Last Tuesday (October 24th), we spent the day doing CTD (conductivity-temperature-depth) casts to collect bottom water at 600 m depth. We did a total of 8 casts – 6 solely dedicated to collecting water to fill 5L, 20L and 50L carboys and twenty-five 5-gallon buckets that we would be using to store the adult coral samples of Flabellum impensum we would be collecting later in the week. We did two additional casts for Maggie’s capstone project where she was collecting water samples from 10 different depths to determine the nutrient profile for phosphate, nitrate and nitrite as well as preserving the phytoplankton community from water collected at the surface and at the chlorophyll max. On the last cast, Jay preserved some water to do a carbonate chemistry analysis, which would tell us something about ocean acidification at Station AA (the location where we would be collecting the corals).

The CTD has 24 Niskin bottles and each one holds 12L of water. You prep the CTD by cocking the niskin bottles so that they are open before the CTD goes overboard.

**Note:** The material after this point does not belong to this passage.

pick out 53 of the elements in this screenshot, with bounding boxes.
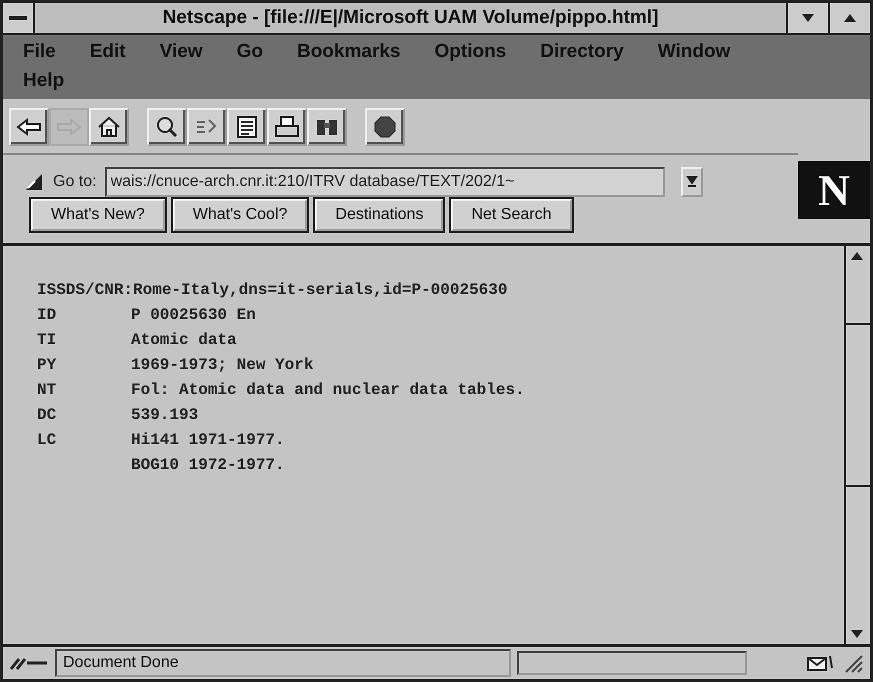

Once the CTD is overboard, it slowly descends to the deepest depth that needs to be sampled and then as it is brought back up, the Niskin bottles are fired at certain depths where water needs to be collected.

Wednesday arrived with absolutely perfect conditions for trawling – calm seas, little to no wind, some ice but not enough to prevent us from putting the net overboard, and sun! We even caught a glimpse of the mountains on Smith Island (the second highest mountains in the South Shetland Islands). The Marine Technicians helped get the net ready – making sure that the net wasn’t tangled, that the floats were at the top and the chain at the bottom.

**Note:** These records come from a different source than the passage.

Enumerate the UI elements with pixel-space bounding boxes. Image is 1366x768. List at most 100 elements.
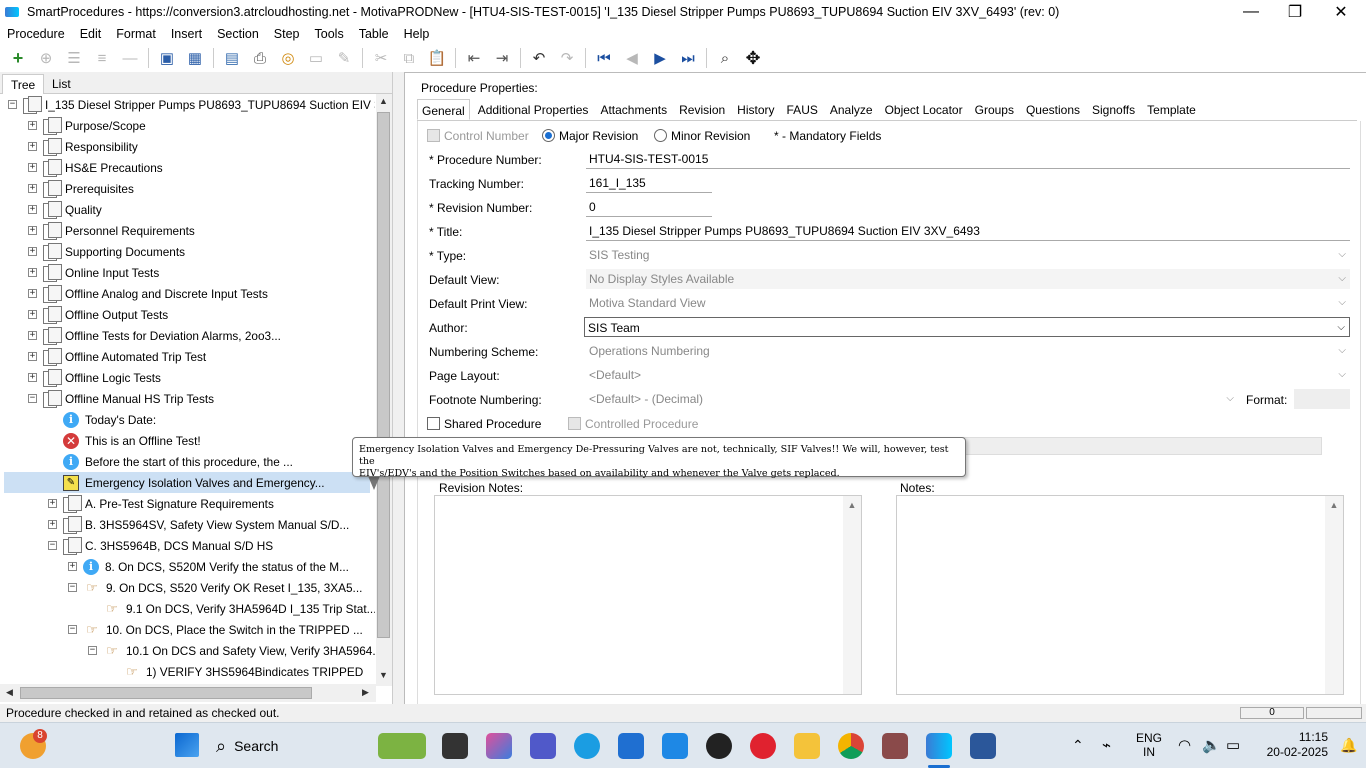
- scroll-up-icon[interactable]: ▲: [379, 96, 388, 106]
- first-icon[interactable]: ⏮: [593, 47, 615, 69]
- expand-icon[interactable]: +: [28, 163, 37, 172]
- collapse-icon[interactable]: −: [88, 646, 97, 655]
- tree-node[interactable]: + B. 3HS5964SV, Safety View System Manual…: [0, 514, 349, 535]
- wifi-icon[interactable]: ◠: [1178, 736, 1191, 754]
- view-icon[interactable]: ▭: [305, 47, 327, 69]
- tree-node[interactable]: − ☞ 10. On DCS, Place the Switch in the TR…: [0, 619, 363, 640]
- control-number-option[interactable]: Control Number: [427, 129, 529, 143]
- tree-node[interactable]: + Online Input Tests: [0, 262, 159, 283]
- expand-icon[interactable]: +: [48, 520, 57, 529]
- notes-textarea[interactable]: ▲: [896, 495, 1344, 695]
- last-icon[interactable]: ⏭: [677, 47, 699, 69]
- menu-help[interactable]: Help: [404, 27, 430, 41]
- find-icon[interactable]: ⌕: [714, 47, 736, 69]
- shared-procedure-checkbox[interactable]: [427, 417, 440, 430]
- indent-list-icon[interactable]: ≡: [91, 47, 113, 69]
- tab-object-locator[interactable]: Object Locator: [881, 99, 967, 120]
- start-icon[interactable]: [175, 733, 199, 757]
- app-icon-red[interactable]: [882, 733, 908, 759]
- footnote-numbering-select[interactable]: <Default> - (Decimal) ⌵: [586, 389, 1238, 409]
- tree-horizontal-scrollbar[interactable]: ◀ ▶: [0, 684, 376, 702]
- menu-format[interactable]: Format: [116, 27, 156, 41]
- controlled-procedure-option[interactable]: Controlled Procedure: [568, 417, 698, 431]
- collapse-icon[interactable]: −: [28, 394, 37, 403]
- tree-node[interactable]: + Supporting Documents: [0, 241, 185, 262]
- menu-tools[interactable]: Tools: [315, 27, 344, 41]
- tab-questions[interactable]: Questions: [1022, 99, 1084, 120]
- control-number-checkbox[interactable]: [427, 129, 440, 142]
- expand-icon[interactable]: +: [28, 373, 37, 382]
- minimize-button[interactable]: —: [1228, 0, 1274, 24]
- collapse-icon[interactable]: −: [68, 583, 77, 592]
- scroll-left-icon[interactable]: ◀: [6, 687, 13, 698]
- terminal-icon[interactable]: [442, 733, 468, 759]
- tree-node[interactable]: + Purpose/Scope: [0, 115, 146, 136]
- chevron-up-icon[interactable]: ⌃: [1072, 737, 1084, 754]
- redo-icon[interactable]: ↷: [556, 47, 578, 69]
- tree-horizontal-thumb[interactable]: [20, 687, 312, 699]
- tree-node[interactable]: − I_135 Diesel Stripper Pumps PU8693_TUPU…: [0, 94, 375, 115]
- menu-step[interactable]: Step: [274, 27, 300, 41]
- tree-node[interactable]: ☞ 9.1 On DCS, Verify 3HA5964D I_135 Trip …: [0, 598, 375, 619]
- clock[interactable]: 11:15 20-02-2025: [1254, 730, 1328, 760]
- numbering-scheme-select[interactable]: Operations Numbering ⌵: [586, 341, 1350, 361]
- tab-attachments[interactable]: Attachments: [596, 99, 671, 120]
- tab-groups[interactable]: Groups: [971, 99, 1018, 120]
- scroll-up-icon[interactable]: ▲: [843, 500, 861, 510]
- scroll-right-icon[interactable]: ▶: [362, 687, 369, 698]
- language-indicator[interactable]: ENG IN: [1134, 731, 1164, 759]
- menu-section[interactable]: Section: [217, 27, 259, 41]
- tree-node[interactable]: + A. Pre-Test Signature Requirements: [0, 493, 274, 514]
- expand-icon[interactable]: +: [28, 205, 37, 214]
- shared-procedure-option[interactable]: Shared Procedure: [427, 417, 541, 431]
- tab-additional-properties[interactable]: Additional Properties: [474, 99, 593, 120]
- tab-list[interactable]: List: [44, 74, 79, 94]
- tree-node[interactable]: + Offline Automated Trip Test: [0, 346, 206, 367]
- notification-bell-icon[interactable]: 🔔: [1340, 737, 1357, 754]
- minor-revision-radio[interactable]: [654, 129, 667, 142]
- tree-node[interactable]: − Offline Manual HS Trip Tests: [0, 388, 214, 409]
- tree-node[interactable]: + i 8. On DCS, S520M Verify the status of …: [0, 556, 349, 577]
- list-icon[interactable]: ☰: [63, 47, 85, 69]
- opera-icon[interactable]: [750, 733, 776, 759]
- page-layout-select[interactable]: <Default> ⌵: [586, 365, 1350, 385]
- expand-icon[interactable]: +: [28, 226, 37, 235]
- notes-scrollbar[interactable]: ▲: [1325, 496, 1343, 694]
- collapse-icon[interactable]: −: [68, 625, 77, 634]
- tab-template[interactable]: Template: [1143, 99, 1200, 120]
- tree-node[interactable]: ✕ This is an Offline Test!: [0, 430, 201, 451]
- tree-node[interactable]: + Personnel Requirements: [0, 220, 195, 241]
- title-input[interactable]: I_135 Diesel Stripper Pumps PU8693_TUPU8…: [586, 221, 1350, 241]
- expand-icon[interactable]: +: [28, 268, 37, 277]
- expand-icon[interactable]: +: [28, 142, 37, 151]
- tree-node[interactable]: − C. 3HS5964B, DCS Manual S/D HS: [0, 535, 273, 556]
- default-print-view-select[interactable]: Motiva Standard View ⌵: [586, 293, 1350, 313]
- tracking-number-input[interactable]: 161_I_135: [586, 173, 712, 193]
- menu-table[interactable]: Table: [359, 27, 389, 41]
- tab-analyze[interactable]: Analyze: [826, 99, 877, 120]
- remove-icon[interactable]: —: [119, 47, 141, 69]
- edge-icon[interactable]: [574, 733, 600, 759]
- controlled-procedure-checkbox[interactable]: [568, 417, 581, 430]
- store-icon[interactable]: [618, 733, 644, 759]
- expand-icon[interactable]: +: [28, 310, 37, 319]
- tree-node[interactable]: + Quality: [0, 199, 102, 220]
- collapse-icon[interactable]: −: [8, 100, 17, 109]
- copilot-icon[interactable]: [486, 733, 512, 759]
- expand-icon[interactable]: +: [28, 289, 37, 298]
- paste-icon[interactable]: 📋: [426, 47, 448, 69]
- expand-icon[interactable]: +: [28, 331, 37, 340]
- battery-icon[interactable]: ▭: [1226, 736, 1240, 754]
- maximize-button[interactable]: ❐: [1272, 0, 1318, 24]
- file-explorer-icon[interactable]: [794, 733, 820, 759]
- collapse-icon[interactable]: −: [48, 541, 57, 550]
- tree-node[interactable]: + Offline Analog and Discrete Input Tests: [0, 283, 268, 304]
- previous-icon[interactable]: ◀: [621, 47, 643, 69]
- tree-node[interactable]: − ☞ 10.1 On DCS and Safety View, Verify 3H…: [0, 640, 375, 661]
- tab-tree[interactable]: Tree: [2, 74, 45, 94]
- next-icon[interactable]: ▶: [649, 47, 671, 69]
- menu-edit[interactable]: Edit: [80, 27, 102, 41]
- default-view-select[interactable]: No Display Styles Available ⌵: [586, 269, 1350, 289]
- tree-node[interactable]: + Prerequisites: [0, 178, 134, 199]
- tree-node[interactable]: i Today's Date:: [0, 409, 156, 430]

The anticipation amongst the team was tangible – everyone was anxious for a good tow. In the past, Dr. Waller has had some tows where they’ve only gotten a single coral polyp and others where they’ve gotten more than 50. We were all hopeful that it would be on the higher end of the range.

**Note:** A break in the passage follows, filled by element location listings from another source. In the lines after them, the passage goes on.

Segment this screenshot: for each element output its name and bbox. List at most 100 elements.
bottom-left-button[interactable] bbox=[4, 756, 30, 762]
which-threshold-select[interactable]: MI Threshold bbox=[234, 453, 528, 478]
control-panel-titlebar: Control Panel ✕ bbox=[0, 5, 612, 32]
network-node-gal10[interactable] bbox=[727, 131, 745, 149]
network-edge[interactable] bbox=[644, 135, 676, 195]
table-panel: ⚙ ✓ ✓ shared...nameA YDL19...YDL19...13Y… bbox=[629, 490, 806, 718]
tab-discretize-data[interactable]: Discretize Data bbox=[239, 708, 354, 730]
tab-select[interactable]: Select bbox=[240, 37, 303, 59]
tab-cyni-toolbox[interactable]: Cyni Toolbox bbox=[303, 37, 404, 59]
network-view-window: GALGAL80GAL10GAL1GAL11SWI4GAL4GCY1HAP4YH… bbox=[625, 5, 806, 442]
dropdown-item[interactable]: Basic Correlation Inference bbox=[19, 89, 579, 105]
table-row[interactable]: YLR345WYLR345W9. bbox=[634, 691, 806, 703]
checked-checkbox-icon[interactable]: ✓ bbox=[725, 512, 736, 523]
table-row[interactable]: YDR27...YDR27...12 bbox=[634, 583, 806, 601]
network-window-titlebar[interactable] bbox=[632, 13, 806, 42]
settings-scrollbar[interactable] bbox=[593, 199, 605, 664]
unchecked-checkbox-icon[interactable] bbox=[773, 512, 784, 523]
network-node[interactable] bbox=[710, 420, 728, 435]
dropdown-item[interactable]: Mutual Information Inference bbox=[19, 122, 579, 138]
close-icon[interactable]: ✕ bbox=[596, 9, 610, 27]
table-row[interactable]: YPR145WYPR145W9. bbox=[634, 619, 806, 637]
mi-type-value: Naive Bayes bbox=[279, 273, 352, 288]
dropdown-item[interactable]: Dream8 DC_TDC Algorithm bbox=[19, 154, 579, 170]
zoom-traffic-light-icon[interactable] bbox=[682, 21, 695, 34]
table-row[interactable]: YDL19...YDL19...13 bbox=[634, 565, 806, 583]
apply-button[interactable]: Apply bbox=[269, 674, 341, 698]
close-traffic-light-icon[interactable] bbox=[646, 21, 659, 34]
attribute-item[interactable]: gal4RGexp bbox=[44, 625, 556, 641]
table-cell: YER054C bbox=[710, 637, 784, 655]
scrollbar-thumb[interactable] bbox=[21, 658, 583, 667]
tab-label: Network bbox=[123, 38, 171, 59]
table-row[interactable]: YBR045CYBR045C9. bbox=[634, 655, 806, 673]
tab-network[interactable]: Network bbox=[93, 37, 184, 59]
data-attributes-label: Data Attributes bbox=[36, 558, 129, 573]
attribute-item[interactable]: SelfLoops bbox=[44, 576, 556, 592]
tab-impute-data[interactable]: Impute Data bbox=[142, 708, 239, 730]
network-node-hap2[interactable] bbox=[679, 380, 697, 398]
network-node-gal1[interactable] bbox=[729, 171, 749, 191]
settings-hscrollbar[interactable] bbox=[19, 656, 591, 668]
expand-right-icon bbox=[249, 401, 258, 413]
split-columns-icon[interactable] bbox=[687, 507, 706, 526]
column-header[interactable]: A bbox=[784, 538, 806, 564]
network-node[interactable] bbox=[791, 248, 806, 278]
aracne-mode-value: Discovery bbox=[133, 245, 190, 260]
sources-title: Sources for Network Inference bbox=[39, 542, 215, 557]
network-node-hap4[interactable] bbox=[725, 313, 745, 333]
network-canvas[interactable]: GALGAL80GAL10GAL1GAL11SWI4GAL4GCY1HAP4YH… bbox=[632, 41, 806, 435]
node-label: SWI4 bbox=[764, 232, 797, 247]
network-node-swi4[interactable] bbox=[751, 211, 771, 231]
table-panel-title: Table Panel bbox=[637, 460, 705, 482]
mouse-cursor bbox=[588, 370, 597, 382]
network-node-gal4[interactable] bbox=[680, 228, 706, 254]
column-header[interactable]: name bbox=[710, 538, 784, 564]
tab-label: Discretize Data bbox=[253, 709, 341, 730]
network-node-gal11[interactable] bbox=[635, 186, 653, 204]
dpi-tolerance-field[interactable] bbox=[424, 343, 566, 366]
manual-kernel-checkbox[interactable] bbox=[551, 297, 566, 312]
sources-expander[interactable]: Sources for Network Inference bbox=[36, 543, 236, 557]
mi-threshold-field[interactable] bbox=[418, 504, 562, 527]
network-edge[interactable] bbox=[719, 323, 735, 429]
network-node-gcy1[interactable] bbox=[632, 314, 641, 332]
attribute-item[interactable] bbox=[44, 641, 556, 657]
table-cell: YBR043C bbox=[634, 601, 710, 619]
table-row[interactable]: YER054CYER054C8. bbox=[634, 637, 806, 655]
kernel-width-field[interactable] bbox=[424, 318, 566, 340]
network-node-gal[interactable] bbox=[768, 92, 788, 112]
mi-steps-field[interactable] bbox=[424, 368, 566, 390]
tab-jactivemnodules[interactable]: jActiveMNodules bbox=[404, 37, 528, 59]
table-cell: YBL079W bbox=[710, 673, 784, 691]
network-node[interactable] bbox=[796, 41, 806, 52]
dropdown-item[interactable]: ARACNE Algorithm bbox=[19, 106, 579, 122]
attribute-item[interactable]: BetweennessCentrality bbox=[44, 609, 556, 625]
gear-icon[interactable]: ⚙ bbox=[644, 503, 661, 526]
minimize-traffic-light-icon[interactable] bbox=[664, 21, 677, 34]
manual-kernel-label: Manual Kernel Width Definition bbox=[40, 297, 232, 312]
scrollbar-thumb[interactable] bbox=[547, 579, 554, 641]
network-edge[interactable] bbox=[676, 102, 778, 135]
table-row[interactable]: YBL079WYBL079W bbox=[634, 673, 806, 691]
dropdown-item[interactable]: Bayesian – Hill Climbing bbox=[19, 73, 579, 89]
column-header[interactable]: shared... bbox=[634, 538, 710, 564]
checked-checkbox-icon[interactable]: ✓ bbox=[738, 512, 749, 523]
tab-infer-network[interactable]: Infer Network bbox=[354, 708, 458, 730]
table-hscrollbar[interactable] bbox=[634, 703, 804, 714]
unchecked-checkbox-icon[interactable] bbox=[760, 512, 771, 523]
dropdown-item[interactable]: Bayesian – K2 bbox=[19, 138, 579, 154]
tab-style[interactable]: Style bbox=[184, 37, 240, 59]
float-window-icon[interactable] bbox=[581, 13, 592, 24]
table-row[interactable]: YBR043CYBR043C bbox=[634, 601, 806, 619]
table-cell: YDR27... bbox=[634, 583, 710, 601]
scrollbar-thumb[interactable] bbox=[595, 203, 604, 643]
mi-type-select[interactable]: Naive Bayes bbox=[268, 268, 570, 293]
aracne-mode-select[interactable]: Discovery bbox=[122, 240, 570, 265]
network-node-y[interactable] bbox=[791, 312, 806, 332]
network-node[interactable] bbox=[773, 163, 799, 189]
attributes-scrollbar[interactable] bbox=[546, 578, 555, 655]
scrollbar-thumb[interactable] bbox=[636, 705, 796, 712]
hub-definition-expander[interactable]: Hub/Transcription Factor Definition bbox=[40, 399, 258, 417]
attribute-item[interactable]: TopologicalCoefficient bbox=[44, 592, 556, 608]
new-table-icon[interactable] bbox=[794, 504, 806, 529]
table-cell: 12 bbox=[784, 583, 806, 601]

From the net leaving the deck until it’s return was about three hours. We hit bottom around 600 m. When the net was coming back up, we all got on our sorting gear (bibs, steel-toe boots, etc.) and headed out to the deck to meet the net. Once the net was on board, the sorting frenzy began. Everyone pitched in – the marine techs and other scientists on board. The end result was over 100 corals and very little bycatch - just a few skates, an octopus, some sea stars, brittle stars, sea urchins, sea cucumber, anemones, a fish, and isopods.

On Thursday, we woke up early to see the Neumayer Straight, an extremely narrow passage and absolutely beautiful with sheer mountains on either side of the ship. Shortly thereafter, we arrived at Palmer Station and the unloading process began. Everyone was working to get the cargo off so fresh foods could be unpacked and we could have access to our aquarium tanks and other equipment. The crew worked late into the night and as soon as the tanks were unloaded, we got to work. Jay set out to put together the four aquaria for the experimental treatments while Dr. Waller, Maggie and I setup to start dissecting the adult corals we had collected the day before. We dissected into the wee hours of the morning (3:30 am) and got 832 larvae from 20 female adults – enough for the experiment! It was a rewarding and exhausting experience.